When I was twenty I knew very little about Ireland and James Joyce and how to write a story beyond what my teacher Albert told me, and that was precious little, especially when it came to the how-to-write-a-story bit. I have no idea why he thought Dubliners should serve as the sole text for his apprentice writers. Were we supposed to imitate Joyce, and Joyce alone? Don’t misunderstand me. Dubliners is wonderful, and as Joyce texts go, it is accessible even for the casual reader. But I’m not sure now what we were supposed to learn from it, nor how we were supposed to learn it.

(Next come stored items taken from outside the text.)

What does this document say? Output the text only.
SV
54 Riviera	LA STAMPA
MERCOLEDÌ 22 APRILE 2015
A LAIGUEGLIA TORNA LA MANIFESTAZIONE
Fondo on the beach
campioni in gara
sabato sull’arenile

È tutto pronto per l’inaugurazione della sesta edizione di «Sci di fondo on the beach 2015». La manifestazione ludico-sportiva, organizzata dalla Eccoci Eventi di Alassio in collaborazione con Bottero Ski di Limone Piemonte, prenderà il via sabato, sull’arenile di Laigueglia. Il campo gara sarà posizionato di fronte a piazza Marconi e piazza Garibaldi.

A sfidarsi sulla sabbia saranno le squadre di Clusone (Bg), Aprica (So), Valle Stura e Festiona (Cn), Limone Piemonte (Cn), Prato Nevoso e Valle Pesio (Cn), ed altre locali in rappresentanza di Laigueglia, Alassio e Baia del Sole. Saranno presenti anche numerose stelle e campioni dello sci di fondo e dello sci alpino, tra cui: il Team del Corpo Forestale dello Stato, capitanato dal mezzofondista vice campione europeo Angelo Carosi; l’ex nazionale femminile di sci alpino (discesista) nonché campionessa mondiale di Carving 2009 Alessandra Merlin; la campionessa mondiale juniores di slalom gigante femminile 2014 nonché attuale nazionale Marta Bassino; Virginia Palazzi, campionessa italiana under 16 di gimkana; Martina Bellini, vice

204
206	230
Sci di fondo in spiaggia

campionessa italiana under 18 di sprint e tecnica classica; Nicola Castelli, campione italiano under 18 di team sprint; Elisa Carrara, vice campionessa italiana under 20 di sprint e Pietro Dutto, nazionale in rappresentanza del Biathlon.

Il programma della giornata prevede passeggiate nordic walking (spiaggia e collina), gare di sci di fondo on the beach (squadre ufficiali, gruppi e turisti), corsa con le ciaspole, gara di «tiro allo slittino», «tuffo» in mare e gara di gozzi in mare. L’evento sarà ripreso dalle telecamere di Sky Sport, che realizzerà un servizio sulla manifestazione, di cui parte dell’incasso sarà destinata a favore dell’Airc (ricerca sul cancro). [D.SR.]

Since those days I have made an extended sojourn in Dublin. I’ve used a map that took me to many of the places mentioned in Joyce’s works, including the house in North Richmond Street and the Christian Brothers’ school nearby. I’ve put my foot into the curves worn into the stone steps of Newman House at 86 St. Stephen’s Green, now used as administrative offices by University College Dublin but once the classroom building where James Joyce composed his earliest stories. Rereading “Araby” and the other stories in Dubliners again reminds me that I have literally walked where Joyce walked and wrote where he wrote. (I had a special table upstairs at Bewley’s.)
And maybe I did learn something from him, and from my bitter and negligent teacher, about how to write a story. I’ve visited my early school history and my old neighborhood for my own fiction, and as we move toward the day when the Bishop McDevitt building will be repurposed as Joyce’s college hall has been, I’m sure memories bound up in that place will inform my work.